By Ian Kelly
In this article, ‘budget’ and ‘plan’ are virtually inter-changeable. Indeed, in some countries, a budget is called a plan.
1. View the budget as a management tool
The budget is a powerful tool. It …
• reflects top management’s goals while providing the wherewithal for lower-level managers to achieve the goals
• gives formal structure to — and communicates – management’s business and operational plans
• determines allocation of resources throughout the company and sets out management’s expectations for department heads and employees.
Management can monitor actual results against the budgeted numbers and use the analyses to make key decisions.
2. Start with a plan
State your assumptions. Use detailed goals for the organization and a plan for achieving them, including objectives (i.e. sales volume, market share, production quality, etc.), and key steps needed to achieve them. Then express the plan in formal quantitative terms — a budget.
3. Use the prior period’s expenses as a starting point
Think of budgeting as a continuous, iterative process. Examine the previous period’s budget and actual expenses as a guide. That will help you identify expenses not yet incurred and those you may encounter in the future. Analyze prior figures with an eye toward trends (e.g. steady increases in electricity costs), and relationships that may exist between costs and profit levels.
4. Keep the process a series of two-way exchanges
Remember that an effective budget depends on the quality of information supplied, and in turn on the quality of information you request. Top managers may request too much or too little funding, over- or underestimating the company’s potential. Seek input from department heads and others who know the day-to-day operation of the business. Keep up to date on the current potential of the business in all areas of operation.
Help junior managers feel confident by guiding them toward attainable goals and remind everyone that setting unrealistically low income or profit goals may produce inefficiencies and waste.
5. Ask a financial professional to review the plan/budget
Depending on your background in finance, you may want to ask a full-time accountant or finance professional to review the budget you create. The contribution will provide an independent review of your financial plan and help you produce a plan that is both feasible and accurate.
6. Prepare both a short- and long-term plan/budget
Prepare a short range, month-to-month plan for at least a twelve-month period, and a quarter-to-quarter long-range plan for three to five years out. Allow sufficient time to gather information (two months should be enough) before you begin work on the yearly budget. How often should you revise the budget? That depends on the nature of your business and the actuals as compared to the budget.
7. Use broad categories to identify expenses
To create a clear picture of expenses, make categories of expenses first and then focus on the line items in each group.

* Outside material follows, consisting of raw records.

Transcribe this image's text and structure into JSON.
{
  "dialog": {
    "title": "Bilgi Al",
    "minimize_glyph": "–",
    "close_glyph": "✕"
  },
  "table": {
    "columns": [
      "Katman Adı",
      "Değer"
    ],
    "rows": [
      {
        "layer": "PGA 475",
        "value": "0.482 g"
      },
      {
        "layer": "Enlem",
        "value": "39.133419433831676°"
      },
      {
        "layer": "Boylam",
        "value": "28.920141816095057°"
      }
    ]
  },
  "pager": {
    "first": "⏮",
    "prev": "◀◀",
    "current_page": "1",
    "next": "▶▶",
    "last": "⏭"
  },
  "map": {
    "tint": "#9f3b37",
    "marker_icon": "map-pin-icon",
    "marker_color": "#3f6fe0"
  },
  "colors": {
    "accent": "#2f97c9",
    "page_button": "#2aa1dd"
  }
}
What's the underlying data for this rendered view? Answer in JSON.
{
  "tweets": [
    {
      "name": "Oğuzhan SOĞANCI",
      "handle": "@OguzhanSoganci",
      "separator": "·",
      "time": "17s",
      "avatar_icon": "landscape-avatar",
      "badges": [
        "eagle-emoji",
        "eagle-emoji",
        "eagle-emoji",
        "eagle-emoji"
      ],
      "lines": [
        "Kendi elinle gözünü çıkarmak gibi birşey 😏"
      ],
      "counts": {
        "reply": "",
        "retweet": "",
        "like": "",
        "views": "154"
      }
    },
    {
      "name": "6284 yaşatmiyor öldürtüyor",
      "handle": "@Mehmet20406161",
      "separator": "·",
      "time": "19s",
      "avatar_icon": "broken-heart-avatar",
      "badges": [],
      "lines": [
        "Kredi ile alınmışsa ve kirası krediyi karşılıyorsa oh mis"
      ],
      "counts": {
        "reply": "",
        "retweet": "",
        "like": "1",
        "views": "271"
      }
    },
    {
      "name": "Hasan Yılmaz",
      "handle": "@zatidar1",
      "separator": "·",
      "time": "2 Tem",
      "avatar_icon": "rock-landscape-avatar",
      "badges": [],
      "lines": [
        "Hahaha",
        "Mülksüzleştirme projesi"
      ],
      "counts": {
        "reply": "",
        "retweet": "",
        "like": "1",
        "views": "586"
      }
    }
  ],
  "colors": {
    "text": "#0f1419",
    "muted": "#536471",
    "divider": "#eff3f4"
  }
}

For example, over the course of a year your business will probably have recurring expenses and one-time expenses. Make broad categories for sales, materials or inventory, labor, overhead, marketing and advertising and administrative expenses. Then check each against the other to ensure your estimates fit together. For example, correct for an inventory level that requires twice the labor budgeted. Do this either by lowering the anticipated inventory or raising the figures on labor required. The categories you choose will depend on the way you view the business and assess results.
8. Build in a safety margin
Make sure the budget includes funds reserved for emergencies. This is vital. You must ensure sufficient cash on hand to handle unexpected costs such as uninsured damage to plant and equipment or excessive employee turnover. Reserve roughly ten per-cent of anticipated earnings for unexpected expense.
9. Make a priority list of expenses
If you’re short on cash, which expenses do you delay? To decide, prioritize expenses based on what is essential to the operation of the business. For example you might delay remodeling or new employee uniforms but not delay replacing damaged production machinery. Prioritizing expenses before you draft the budget allows you to create scenarios – and the risks and benefits associated with each.
10. Keep in mind the cost of capital
When borrowing funds, returns on the money should be at least equivalent to the rate you must pay your creditors. Keep this in mind when assessing terms of the loan and when deciding how to use the borrowed money. For tangible expenses such as plant and equipment purchases, the calculation is more straightforward than with intangibles such as employee training, and marketing and advertising.